Si prosegue con Il mio popolo si fa, urlata e scelta come singolo nonostante alcune evidenti asperità. Il tema può essere la droga, ma non di un tipo solo: questo “popolo” ha come nuova triade Dio, fortuna e trans, soluzione piuttosto pericolosa ma del tutto contemporanea. Si passa al pianoforte con L’odore della giacca di mio padre, episodio molto morbido e intenso che stacca la spina per un attimo a livello di volume.
Non voglio ritrovare il tuo nome torna a picchiare ma senza esagerare, nella prima canzone totalmente “da Afterhours”, per ritmo, struttura e sapori. Rock and roll di consistenza quello di Ti cambia il sapore, con dissonanze crescenti e domande riguardo al divino altrettanto emergenti. Intro ubriaca e blues (o giù di lì) per San Miguel, che in realtà evolve in direzioni tra psichedelia e noise, del tutto imprevedibili.
Qualche tipo di grandezza è un altro dei pezzi che faranno felici i fan di Hai paura del buio, nonché i partecipanti ai concerti, visto anche il vigore espresso nel corso della canzone. La strumentale Cetuximab accentua ulteriormente la voglia distruttiva. Il primo disco si chiude però in modo morbido, con gli accordi di Lasciati ingannare (una volta ancora) che prende la piega di una ballata in cui però la voce di Agnelli non si tira indietro (non lo fa mai) di fronte agli acuti.
Il secondo disco si apre con Oggi, struttura melodica piuttosto classica, pianoforte, chitarra, voce e batteria che si mette discretamente in evidenza, per un pezzo dal carattere gentile e malinconico, incentrato di nuovo sul dolore. Ma la struttura cambia in corsa e ribalta i giochi: non la prima e non l’ultima volta nel disco.
Folfiri o Folfox, la title track, è tra i pezzi più cattivi e più sperimentali del disco, con voci gutturali (un po’ black metal, un po’ film fantasy), filastrocche isteriche, grande volume elettrico. Le dissonanze sono acute anche in Fa male solo la prima volta, che ha incisi tra punk e grunge e che non lesina in durezza.
Al contrario Noi non faremo niente ammorbidisce i toni ma si veste di toni molto scuri. Né pani né pesci semplifica il discorso: un riff e la voce costruiscono gran parte dell’impatto emotivo, almeno fino all’ingresso del basso. Un violino introduce Ophryx, strumentale che lascia presto spazio a Fra i non viventi vivremo noi, pezzo punk a tutto tondo, tirato a più non posso, con tempeste sonore in cui le percussioni si mettono in evidenza.
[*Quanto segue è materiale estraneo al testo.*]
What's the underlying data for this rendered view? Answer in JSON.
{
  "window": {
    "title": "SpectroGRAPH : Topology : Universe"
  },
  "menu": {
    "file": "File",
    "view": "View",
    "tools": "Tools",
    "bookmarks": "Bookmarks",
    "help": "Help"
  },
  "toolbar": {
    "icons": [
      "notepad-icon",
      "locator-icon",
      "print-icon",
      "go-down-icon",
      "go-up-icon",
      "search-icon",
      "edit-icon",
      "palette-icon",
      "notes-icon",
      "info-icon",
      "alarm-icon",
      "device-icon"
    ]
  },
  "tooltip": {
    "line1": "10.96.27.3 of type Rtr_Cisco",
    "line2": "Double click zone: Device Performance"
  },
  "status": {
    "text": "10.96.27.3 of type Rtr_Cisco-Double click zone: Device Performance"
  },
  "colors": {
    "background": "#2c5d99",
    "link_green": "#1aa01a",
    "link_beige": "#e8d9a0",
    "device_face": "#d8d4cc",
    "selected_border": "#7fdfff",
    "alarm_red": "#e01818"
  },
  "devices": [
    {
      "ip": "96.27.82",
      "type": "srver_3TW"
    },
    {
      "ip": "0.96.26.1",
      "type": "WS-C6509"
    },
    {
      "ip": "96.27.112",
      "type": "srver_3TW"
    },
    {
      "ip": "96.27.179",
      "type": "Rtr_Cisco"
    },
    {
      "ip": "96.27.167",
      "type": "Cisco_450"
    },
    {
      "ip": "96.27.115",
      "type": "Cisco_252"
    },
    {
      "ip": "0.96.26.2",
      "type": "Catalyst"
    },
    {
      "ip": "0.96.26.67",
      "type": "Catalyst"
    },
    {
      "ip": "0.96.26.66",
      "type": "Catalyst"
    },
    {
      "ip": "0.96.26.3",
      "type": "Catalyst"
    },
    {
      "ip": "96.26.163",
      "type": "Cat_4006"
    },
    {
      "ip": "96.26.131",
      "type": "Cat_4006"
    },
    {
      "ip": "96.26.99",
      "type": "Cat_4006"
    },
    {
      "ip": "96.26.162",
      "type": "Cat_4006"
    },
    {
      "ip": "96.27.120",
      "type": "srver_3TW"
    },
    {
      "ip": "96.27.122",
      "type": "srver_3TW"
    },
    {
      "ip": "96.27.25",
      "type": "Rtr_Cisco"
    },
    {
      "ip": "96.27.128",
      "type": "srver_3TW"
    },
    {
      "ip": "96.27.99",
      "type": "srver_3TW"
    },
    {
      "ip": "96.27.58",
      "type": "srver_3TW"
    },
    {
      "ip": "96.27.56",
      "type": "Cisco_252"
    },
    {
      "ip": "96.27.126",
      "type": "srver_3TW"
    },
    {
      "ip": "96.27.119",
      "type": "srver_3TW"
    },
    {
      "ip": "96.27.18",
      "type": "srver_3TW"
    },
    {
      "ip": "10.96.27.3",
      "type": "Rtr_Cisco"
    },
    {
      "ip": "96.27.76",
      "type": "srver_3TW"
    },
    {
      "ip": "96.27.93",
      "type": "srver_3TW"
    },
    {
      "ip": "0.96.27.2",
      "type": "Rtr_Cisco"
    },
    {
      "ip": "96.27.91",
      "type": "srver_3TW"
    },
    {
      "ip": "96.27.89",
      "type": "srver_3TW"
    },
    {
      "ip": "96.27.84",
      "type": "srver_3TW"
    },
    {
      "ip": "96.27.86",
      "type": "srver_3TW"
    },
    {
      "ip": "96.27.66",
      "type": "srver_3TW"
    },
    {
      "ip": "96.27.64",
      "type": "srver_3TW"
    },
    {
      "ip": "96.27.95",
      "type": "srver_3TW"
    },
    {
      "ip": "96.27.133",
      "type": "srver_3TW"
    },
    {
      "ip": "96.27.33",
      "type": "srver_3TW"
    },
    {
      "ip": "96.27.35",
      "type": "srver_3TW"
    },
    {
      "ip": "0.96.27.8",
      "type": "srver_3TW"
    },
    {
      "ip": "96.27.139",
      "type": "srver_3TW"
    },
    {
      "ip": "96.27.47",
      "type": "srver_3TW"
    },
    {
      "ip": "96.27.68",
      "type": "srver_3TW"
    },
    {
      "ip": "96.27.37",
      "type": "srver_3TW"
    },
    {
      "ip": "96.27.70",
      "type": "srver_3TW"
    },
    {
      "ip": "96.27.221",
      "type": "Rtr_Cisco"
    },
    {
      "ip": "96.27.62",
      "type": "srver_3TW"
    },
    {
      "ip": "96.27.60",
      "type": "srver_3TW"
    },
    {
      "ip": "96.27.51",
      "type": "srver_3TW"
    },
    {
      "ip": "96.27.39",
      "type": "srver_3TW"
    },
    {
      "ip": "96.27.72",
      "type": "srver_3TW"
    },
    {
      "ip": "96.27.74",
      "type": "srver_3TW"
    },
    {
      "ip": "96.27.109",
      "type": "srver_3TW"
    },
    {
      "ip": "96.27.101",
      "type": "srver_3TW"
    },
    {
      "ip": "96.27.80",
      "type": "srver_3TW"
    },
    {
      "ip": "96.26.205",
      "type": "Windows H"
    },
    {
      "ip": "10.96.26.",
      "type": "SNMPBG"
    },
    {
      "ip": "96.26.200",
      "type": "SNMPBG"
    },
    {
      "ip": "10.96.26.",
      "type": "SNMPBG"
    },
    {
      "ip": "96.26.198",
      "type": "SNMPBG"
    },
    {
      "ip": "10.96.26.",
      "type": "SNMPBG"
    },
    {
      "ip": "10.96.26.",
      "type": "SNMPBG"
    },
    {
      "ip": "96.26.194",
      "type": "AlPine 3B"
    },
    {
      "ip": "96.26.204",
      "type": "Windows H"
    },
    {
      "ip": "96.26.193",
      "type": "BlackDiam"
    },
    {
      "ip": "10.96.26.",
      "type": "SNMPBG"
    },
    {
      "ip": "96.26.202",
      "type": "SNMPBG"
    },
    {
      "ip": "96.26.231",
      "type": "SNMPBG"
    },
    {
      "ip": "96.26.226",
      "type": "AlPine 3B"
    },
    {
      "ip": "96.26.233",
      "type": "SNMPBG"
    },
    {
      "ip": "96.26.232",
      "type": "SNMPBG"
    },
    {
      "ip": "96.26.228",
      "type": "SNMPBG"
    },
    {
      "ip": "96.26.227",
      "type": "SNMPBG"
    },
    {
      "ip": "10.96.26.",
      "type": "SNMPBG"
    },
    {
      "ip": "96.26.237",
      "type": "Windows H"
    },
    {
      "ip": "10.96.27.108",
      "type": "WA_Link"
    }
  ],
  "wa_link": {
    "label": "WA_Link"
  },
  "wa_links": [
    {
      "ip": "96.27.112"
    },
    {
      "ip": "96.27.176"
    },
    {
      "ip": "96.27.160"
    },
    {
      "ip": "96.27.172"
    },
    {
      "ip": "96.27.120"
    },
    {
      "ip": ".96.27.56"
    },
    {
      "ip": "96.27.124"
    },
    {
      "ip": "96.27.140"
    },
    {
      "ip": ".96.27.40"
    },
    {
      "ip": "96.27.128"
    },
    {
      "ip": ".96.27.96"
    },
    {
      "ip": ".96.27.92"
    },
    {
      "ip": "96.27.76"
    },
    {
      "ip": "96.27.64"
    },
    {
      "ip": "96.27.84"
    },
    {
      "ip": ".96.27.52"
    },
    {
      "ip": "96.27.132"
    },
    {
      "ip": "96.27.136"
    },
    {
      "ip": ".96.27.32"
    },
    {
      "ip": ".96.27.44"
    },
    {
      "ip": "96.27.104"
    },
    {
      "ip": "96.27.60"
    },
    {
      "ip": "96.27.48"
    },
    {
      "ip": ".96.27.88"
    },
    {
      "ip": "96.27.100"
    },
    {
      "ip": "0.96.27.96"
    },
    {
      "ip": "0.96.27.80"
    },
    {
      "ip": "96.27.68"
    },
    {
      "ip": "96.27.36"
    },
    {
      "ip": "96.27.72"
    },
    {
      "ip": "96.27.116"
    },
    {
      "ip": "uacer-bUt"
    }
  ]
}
Accordi semplici introducono Il trucco non c’è, altro pezzo che si nutre di dissonanze e suggestioni dolorose. Il disco si chiude con Se io fossi il giudice, canzone curiosamente ricca di speranza, che mette un punto a tutta la sofferenza riversata nei solchi del disco.
Di solito di fronte a dischi come questo si dice “la band è arrivata a un tale livello da potersi permettere qualunque scelta”, ma visto il casino successo per X Factor probabilmente non è il caso. Quello che si possono permettere gli Afterhours è quello che la vita ha dettato loro: un disco ricco di dolore, ora coniugato nella chiave di rock forse mai così crudo (e di crudezza, in passato, ne hanno fatta vedere parecchia).
La scelta del disco doppio non è megalomania: una volta ascoltato il disco ci si accorge come, in qualche modo, fosse necessaria a circoscrivere tutti i lati di questioni molto ardue. Per citare ancora la lettera di presentazione di Agnelli, il concetto è questo: “In fondo è questo che resta a un gruppo di rock’n’roll. Non certo la rivoluzione, ma raccontare le cose che pochi raccontano, usando un linguaggio che gli altri non hanno il coraggio di usare. Questa è la nostra celebrazione della vita, del passaggio di energia, di quello che siamo nel bene e nel male. È un porto, un punto di arrivo da dove ricomincia tutto”.